An analysis of Johnson & Johnson #JNJ, a US holding company that leads a group of more than 250 subsidiaries around the world manufacturing pharmaceuticals, sanitary and hygiene products and medical equipment.

3 February 2021

Johnson & Johnson is an American holding company that leads a group of more than 250 subsidiaries around the world manufacturing drugs, sanitary and hygiene products and medical equipment (the latter is the world’s leading one). #JNJ can be considered the largest and most versatile healthcare company in the world. The business of the company consists of three divisions – pharmaceutical, medical equipment and consumer segments. Most of the cash flows come from the first two segments. The company sells most of its products in the United States. 

The list of products sold by #JNJ includes more than one hundred items. The company also actively invests in research and development (more than 14% of revenue over the last year). 

The main competitors of the company are large pharmaceutical companies such as Pfizer Inc, Merck & Co Inc and Abbvie Inc. 

Q4 Revenue: $ 22.5B (+ 9% YoY) Q4 Operating Income: $ 4.1B (-5% YoY) 

Q4 net income: $ 1.7B (-57% YoY) Earnings per share for the last quarter: $ 1.86, higher than the $ 1.82 forecast. 

The company’s operating indicators have suffered quite seriously during the pandemic.
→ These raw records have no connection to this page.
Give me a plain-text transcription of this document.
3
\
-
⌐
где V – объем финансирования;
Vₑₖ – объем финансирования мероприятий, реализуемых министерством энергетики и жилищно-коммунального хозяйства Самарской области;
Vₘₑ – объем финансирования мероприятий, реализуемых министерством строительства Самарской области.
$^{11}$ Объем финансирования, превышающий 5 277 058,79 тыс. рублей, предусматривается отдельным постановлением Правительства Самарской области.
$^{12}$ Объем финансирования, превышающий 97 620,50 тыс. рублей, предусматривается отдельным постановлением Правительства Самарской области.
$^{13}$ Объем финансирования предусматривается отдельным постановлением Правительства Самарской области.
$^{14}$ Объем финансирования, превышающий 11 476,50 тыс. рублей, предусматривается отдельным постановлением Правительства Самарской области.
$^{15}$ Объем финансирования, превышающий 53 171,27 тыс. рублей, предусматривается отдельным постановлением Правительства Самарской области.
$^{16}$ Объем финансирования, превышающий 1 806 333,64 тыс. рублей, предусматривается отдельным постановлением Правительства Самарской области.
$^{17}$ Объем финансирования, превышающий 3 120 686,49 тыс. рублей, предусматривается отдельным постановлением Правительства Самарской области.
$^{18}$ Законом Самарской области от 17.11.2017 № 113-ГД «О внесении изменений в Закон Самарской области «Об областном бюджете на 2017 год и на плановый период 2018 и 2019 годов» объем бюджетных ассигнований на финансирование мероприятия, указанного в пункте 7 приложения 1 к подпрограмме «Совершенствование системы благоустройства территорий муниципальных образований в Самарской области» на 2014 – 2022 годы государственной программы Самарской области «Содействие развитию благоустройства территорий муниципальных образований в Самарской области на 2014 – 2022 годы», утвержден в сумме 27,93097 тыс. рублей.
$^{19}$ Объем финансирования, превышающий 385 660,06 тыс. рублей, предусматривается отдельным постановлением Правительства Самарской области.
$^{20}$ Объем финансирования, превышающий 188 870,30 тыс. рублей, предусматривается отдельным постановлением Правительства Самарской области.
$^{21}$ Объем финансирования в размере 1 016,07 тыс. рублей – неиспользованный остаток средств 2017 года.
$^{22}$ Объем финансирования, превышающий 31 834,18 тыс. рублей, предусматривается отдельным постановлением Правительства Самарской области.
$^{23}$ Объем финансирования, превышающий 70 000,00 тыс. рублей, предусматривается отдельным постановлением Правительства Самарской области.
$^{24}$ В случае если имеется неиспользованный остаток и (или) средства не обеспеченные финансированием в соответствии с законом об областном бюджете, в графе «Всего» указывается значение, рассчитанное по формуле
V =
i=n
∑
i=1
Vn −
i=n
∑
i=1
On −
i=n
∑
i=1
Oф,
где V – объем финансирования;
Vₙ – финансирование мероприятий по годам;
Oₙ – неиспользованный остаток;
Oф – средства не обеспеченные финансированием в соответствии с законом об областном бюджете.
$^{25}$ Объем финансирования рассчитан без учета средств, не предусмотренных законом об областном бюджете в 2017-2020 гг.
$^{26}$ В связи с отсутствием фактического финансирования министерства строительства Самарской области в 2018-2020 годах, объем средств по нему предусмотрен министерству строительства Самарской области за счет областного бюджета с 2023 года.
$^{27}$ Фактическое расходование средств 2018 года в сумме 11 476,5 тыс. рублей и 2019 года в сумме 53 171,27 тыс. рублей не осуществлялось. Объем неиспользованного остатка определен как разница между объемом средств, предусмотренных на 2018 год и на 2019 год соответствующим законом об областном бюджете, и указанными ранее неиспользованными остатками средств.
Distribution of revenue by business segment: 

Pharmaceutical – 51.43% 

Medical Devices – 31.64% 

Consumer – 16.94%

Current Quarter EPS Forecast: $ 2.33


The company looks locally overvalued. If there is a desire to buy shares, it makes sense to divide the volume of the proposed purchase into 3 parts and place limit orders at 155, 150, 147. It is not known how deep the correction will be.But if you do everything as described above, you will have a good entry with the targets of the previous high (175), and maybe even higher.

The company is stable in terms of debt burden – the ratio of net debt to EBITDA is 0.26, which is quite a good indicator for the industry. 
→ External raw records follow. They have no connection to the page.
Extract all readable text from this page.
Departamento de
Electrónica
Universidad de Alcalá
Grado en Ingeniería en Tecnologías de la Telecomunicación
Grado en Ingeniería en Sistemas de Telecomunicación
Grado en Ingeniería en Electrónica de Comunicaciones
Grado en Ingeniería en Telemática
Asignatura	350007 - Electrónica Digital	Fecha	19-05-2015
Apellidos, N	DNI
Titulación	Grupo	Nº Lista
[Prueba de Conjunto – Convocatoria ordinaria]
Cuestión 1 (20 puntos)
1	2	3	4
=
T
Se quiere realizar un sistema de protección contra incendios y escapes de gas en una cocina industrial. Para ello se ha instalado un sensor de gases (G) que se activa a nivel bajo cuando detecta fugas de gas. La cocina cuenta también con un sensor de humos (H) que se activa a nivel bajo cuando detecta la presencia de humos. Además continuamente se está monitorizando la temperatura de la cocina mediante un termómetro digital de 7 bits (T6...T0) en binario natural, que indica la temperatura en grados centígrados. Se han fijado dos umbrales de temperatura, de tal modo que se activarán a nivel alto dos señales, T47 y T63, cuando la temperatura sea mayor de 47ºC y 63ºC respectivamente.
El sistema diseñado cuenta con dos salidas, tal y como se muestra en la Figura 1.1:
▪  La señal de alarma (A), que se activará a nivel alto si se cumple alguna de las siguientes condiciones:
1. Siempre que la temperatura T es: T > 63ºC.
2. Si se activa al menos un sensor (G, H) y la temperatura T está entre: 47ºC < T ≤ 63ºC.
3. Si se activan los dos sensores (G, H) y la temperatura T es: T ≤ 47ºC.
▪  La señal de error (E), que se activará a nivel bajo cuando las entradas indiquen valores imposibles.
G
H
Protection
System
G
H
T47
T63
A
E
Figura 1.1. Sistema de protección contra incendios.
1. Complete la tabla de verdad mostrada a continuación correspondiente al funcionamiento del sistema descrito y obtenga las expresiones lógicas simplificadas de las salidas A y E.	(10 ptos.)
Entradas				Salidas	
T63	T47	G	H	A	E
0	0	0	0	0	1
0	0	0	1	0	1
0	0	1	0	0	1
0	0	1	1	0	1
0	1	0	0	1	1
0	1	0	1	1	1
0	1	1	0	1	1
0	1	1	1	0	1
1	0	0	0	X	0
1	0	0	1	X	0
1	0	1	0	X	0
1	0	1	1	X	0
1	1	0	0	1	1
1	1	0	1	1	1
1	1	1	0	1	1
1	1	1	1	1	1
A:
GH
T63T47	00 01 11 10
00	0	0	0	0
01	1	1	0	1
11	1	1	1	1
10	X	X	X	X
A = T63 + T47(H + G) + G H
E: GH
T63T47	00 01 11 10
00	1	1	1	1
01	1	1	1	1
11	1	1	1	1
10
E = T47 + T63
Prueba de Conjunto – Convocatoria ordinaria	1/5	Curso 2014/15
The company also has good profitability indicators among its competitors: gross margin – 66%, operating margin – 24%, net margin – 18%. 

The company is a dividend aristocrat, having been increasing dividend payments to its shareholders for over 50 years. Forward yield, however, remains low at 2.4%. Thus, #JNJ is a mature company that has a dominant position in the pharmaceutical market. The company actively invests in research and development, which will help it remain the industry leader for a long time to come.